Die entscheidende Schlußfolgerung ist hier aber: Wenn sich Professor Ickler aus vielen guten Gründen für das deskriptive Prinzip entschieden hat, dann ist er ganz einfach nicht der richtige Adressat für solche Normierungsvorschläge, denn er versteht Norm als das, was üblich ist, auch wenn er im Textfundus mehrere Schreibweisen für denselben Begriff vorfindet. Mit diesem Ergebnis der empirischen Arbeit muß man sich also von vornherein abfinden (wenn man nicht anders kann, als dies als Nachteil zu verstehen), anstatt immer wieder über das Wörterbuch zu urteilen, daß die Vielzahl der als fakultativ festgestellten und deshalb als fakultativ angebotenen Schreibungen nicht hinnehmbar sei.

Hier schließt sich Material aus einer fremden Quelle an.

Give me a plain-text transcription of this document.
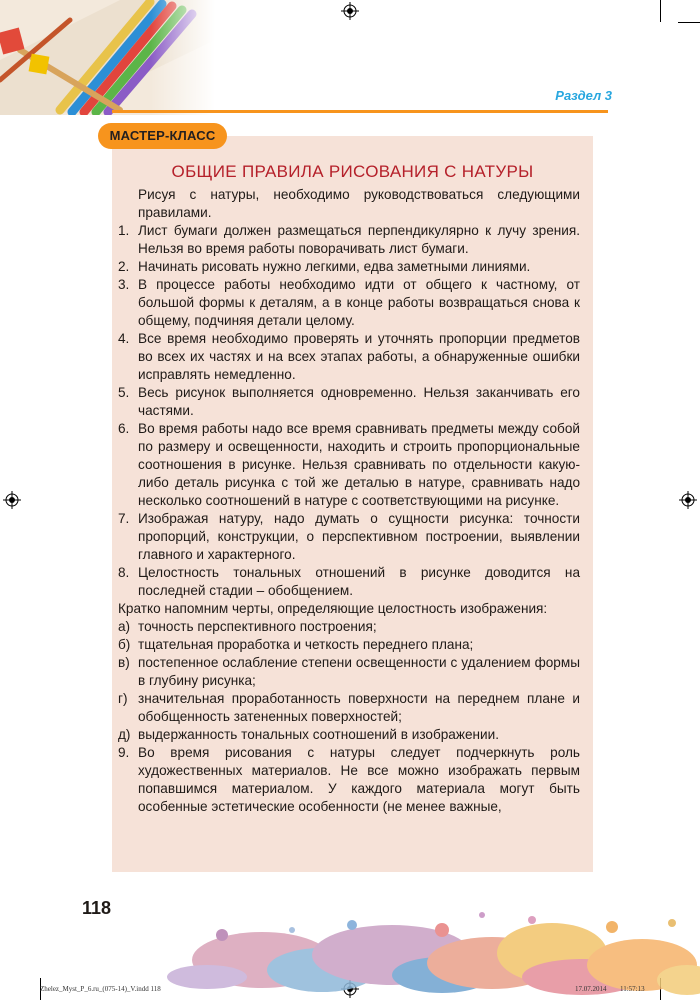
Раздел 3
МАСТЕР-КЛАСС
ОБЩИЕ ПРАВИЛА РИСОВАНИЯ С НАТУРЫ

Рисуя с натуры, необходимо руководствоваться следующими правилами.

1. Лист бумаги должен размещаться перпендикулярно к лучу зрения. Нельзя во время работы поворачивать лист бумаги.
2. Начинать рисовать нужно легкими, едва заметными линиями.
3. В процессе работы необходимо идти от общего к частному, от большой формы к деталям, а в конце работы возвращаться снова к общему, подчиняя детали целому.
4. Все время необходимо проверять и уточнять пропорции предметов во всех их частях и на всех этапах работы, а обнаруженные ошибки исправлять немедленно.
5. Весь рисунок выполняется одновременно. Нельзя заканчивать его частями.
6. Во время работы надо все время сравнивать предметы между собой по размеру и освещенности, находить и строить пропорциональные соотношения в рисунке. Нельзя сравнивать по отдельности какую-либо деталь рисунка с той же деталью в натуре, сравнивать надо несколько соотношений в натуре с соответствующими на рисунке.
7. Изображая натуру, надо думать о сущности рисунка: точности пропорций, конструкции, о перспективном построении, выявлении главного и характерного.
8. Целостность тональных отношений в рисунке доводится на последней стадии – обобщением.

Кратко напомним черты, определяющие целостность изображения:

а) точность перспективного построения;
б) тщательная проработка и четкость переднего плана;
в) постепенное ослабление степени освещенности с удалением формы в глубину рисунка;
г) значительная проработанность поверхности на переднем плане и обобщенность затененных поверхностей;
д) выдержанность тональных соотношений в изображении.
9. Во время рисования с натуры следует подчеркнуть роль художественных материалов. Не все можно изображать первым попавшимся материалом. У каждого материала могут быть особенные эстетические особенности (не менее важные,
118
Zhelez_Myst_P_6.ru_(075-14)_V.indd 118	17.07.2014 11:57:13
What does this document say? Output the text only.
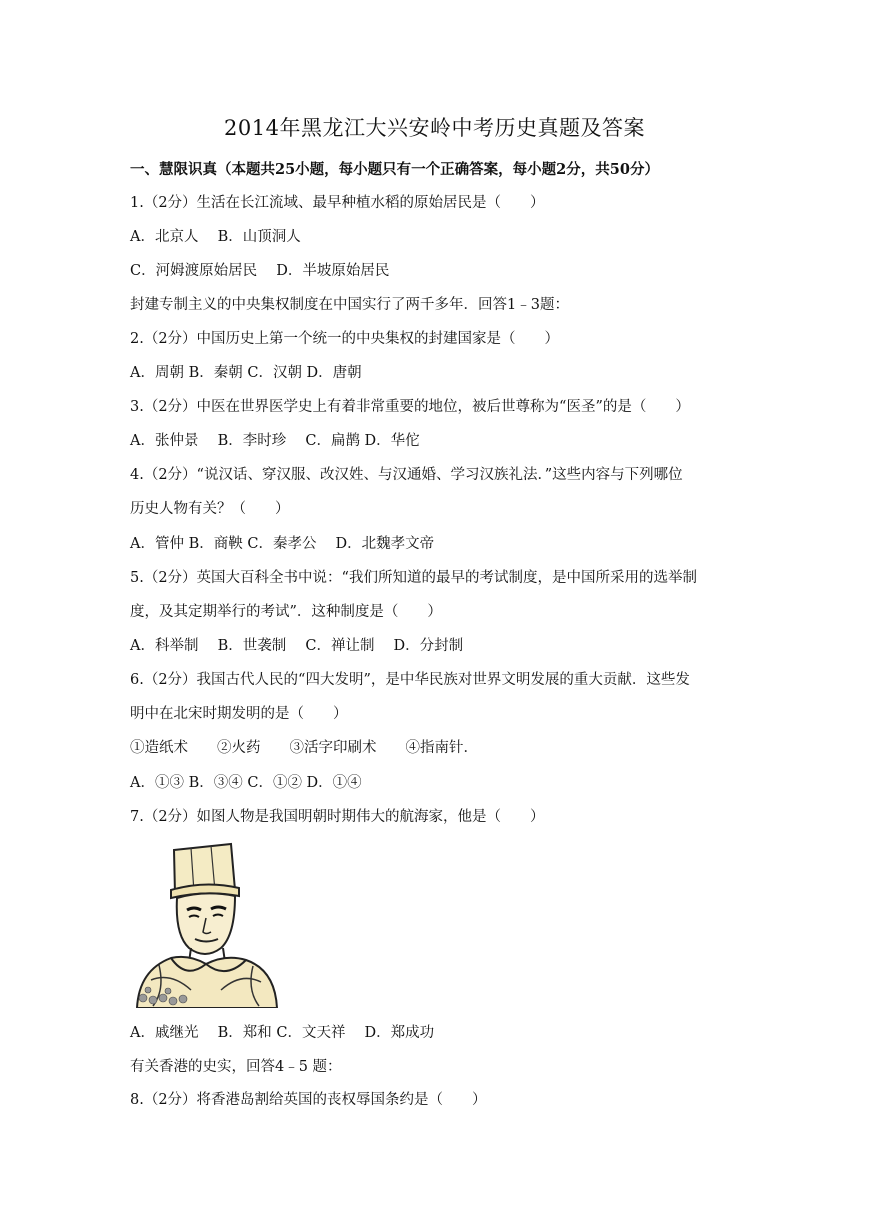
2014年黑龙江大兴安岭中考历史真题及答案
一、慧限识真（本题共25小题，每小题只有一个正确答案，每小题2分，共50分）
1.（2分）生活在长江流域、最早种植水稻的原始居民是（　　）
A．北京人　 B．山顶洞人
C．河姆渡原始居民　 D．半坡原始居民
封建专制主义的中央集权制度在中国实行了两千多年．回答1﹣3题：
2.（2分）中国历史上第一个统一的中央集权的封建国家是（　　）
A．周朝 B．秦朝 C．汉朝 D．唐朝
3.（2分）中医在世界医学史上有着非常重要的地位，被后世尊称为“医圣”的是（　　）
A．张仲景　 B．李时珍　 C．扁鹊 D．华佗
4.（2分）“说汉话、穿汉服、改汉姓、与汉通婚、学习汉族礼法．”这些内容与下列哪位
历史人物有关？（　　）
A．管仲 B．商鞅 C．秦孝公　 D．北魏孝文帝
5.（2分）英国大百科全书中说：“我们所知道的最早的考试制度，是中国所采用的选举制
度，及其定期举行的考试”．这种制度是（　　）
A．科举制　 B．世袭制　 C．禅让制　 D．分封制
6.（2分）我国古代人民的“四大发明”，是中华民族对世界文明发展的重大贡献．这些发
明中在北宋时期发明的是（　　）
①造纸术　　②火药　　③活字印刷术　　④指南针．
A．①③ B．③④ C．①② D．①④
7.（2分）如图人物是我国明朝时期伟大的航海家，他是（　　）
A．戚继光　 B．郑和 C．文天祥　 D．郑成功
有关香港的史实，回答4﹣5 题：
8.（2分）将香港岛割给英国的丧权辱国条约是（　　）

Der Vollständigkeit halber sei angemerkt, daß eine durchgehende Differenzierung der Varianten nach anderen Gesichtspunkten als nach der Häufigkeit also im weitesten Sinn nach systematischen Kriterien oder nach subjektiv empfundener Qualität, so wie bei für etwas gerade stehen = unmöglich/häßlich/unsystematisch im Prinzip zu derselben tausendfältigen Inkonsequenz im Wörterverzeichnis und zu allen Nachteilen führen würde, die wir im Duden von 1991 hatten. (Herr Riebe kennt natürlich nur wenige Probleme.) Als einzige Möglichkeit, die Getrenntschreibung bei unserem Beispiel herunterzustufen, erscheint mir, ich bleibe dabei, eine Kommentierung des diskutierten Falls mit maximal meist zusammengeschrieben. Daß dies höchstens psychologisch einen gewissen Fortschritt gegenüber dem bisherigen Eintrag darstellt, nicht aber inhaltlich, habe ich bereits zu zeigen versucht.